Beobachtungen eines Referenten

Der grosse Saal des Ärztehauses in Freiburg war überfüllt. Zu einer gemeinsamen Fortbildung über das Thema „Hilfe für Helfer“ waren viele Ärzte und Psychotherapeuten erschienen. Sie hörten aufmerksam den Ausführungen des Referenten über die Hintergründe von Helfer-Hilflosigkeit, Helfer-Syndrom, Burnout und professioneller Entwicklung zu. Die Diskussion verlief zunächst etwas schleppend. Dann stand ein Arzt auf und fragte, wie sich der Referent das vorstelle: neben fünfzig, ja sechzig Stunden Praxisarbeit jede Woche auch noch eine Intervision, eine Balintgruppe, berufspolitisches Engagement und ein befriedigendes Privatleben zu haben, was der Referent doch alles als Hilfswege vorgeschlagen habe.

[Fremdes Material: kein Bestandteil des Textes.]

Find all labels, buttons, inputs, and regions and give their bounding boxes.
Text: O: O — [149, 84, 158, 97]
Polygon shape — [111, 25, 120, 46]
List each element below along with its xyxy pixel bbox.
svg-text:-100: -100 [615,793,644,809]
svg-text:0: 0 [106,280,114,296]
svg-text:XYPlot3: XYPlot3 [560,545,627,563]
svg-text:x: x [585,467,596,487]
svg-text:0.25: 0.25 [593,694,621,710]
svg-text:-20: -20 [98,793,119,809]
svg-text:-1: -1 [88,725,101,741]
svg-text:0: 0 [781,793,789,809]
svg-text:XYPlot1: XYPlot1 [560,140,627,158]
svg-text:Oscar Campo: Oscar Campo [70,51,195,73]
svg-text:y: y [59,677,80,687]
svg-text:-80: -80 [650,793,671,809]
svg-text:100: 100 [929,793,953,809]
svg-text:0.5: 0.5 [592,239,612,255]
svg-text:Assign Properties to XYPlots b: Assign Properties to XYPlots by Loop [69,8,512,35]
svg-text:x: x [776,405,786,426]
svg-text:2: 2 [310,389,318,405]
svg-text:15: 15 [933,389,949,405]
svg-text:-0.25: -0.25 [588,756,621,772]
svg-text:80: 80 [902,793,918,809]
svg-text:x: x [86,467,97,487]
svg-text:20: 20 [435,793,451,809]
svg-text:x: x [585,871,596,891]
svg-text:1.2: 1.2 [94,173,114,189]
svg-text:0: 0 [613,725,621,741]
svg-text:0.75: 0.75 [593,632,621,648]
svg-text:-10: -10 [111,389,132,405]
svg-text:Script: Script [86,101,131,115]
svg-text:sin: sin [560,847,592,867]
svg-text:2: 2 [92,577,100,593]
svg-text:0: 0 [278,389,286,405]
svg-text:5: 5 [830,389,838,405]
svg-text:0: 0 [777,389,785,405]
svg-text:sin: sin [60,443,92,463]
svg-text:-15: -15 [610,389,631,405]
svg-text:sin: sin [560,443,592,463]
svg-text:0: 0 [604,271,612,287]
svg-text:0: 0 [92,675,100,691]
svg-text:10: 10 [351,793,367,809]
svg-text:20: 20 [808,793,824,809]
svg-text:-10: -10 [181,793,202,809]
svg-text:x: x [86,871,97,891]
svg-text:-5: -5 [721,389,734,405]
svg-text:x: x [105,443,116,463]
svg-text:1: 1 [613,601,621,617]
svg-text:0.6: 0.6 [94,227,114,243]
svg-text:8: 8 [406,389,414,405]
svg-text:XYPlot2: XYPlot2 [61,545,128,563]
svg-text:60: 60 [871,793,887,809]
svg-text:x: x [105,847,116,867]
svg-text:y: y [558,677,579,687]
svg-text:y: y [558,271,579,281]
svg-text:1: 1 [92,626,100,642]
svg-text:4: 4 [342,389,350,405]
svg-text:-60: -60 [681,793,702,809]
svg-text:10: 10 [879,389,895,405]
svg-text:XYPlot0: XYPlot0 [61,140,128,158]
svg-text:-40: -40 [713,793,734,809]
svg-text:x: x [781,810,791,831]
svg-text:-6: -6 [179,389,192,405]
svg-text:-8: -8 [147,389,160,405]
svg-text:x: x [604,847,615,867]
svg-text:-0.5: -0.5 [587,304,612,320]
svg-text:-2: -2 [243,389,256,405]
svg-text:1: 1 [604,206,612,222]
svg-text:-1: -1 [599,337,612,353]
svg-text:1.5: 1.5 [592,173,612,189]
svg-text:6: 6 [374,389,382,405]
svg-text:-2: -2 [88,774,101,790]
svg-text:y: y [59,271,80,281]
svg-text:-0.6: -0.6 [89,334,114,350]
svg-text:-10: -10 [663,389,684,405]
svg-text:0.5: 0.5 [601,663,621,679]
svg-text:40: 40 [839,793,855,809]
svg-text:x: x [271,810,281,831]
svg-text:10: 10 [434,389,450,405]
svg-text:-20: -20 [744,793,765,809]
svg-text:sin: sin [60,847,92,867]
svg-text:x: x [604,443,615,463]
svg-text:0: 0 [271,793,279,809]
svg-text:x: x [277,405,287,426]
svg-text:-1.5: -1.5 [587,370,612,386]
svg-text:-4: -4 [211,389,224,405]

Dann meldete sich eine Frau und sagte, sie sei enttäuscht. Was gesagt worden sei, das sei doch eine wissenschaftliche Zusammenfassung gewesen, etwas, das man sich auch aus Büchern zusammensuchen und zusammenlesen könne, da hätte sie mehr erwartet, etwas ganz Persönliches. Sie selbst habe – und man werde jetzt vielleicht lachen, das sei ihr aber ganz gleichgültig – sie habe einen eigenen Engel, den habe sie entdeckt, der stehe ihr bei, und schütze sie vor den Gefahren der Arbeitsüberlastung. Einen solchen Engel brauche jeder Helfer und den Hinweis darauf habe sie vermisst. „Ich muss gestehen, dass ich mich schlecht als Engel eigne“, sagte der Referent. Einige lachten.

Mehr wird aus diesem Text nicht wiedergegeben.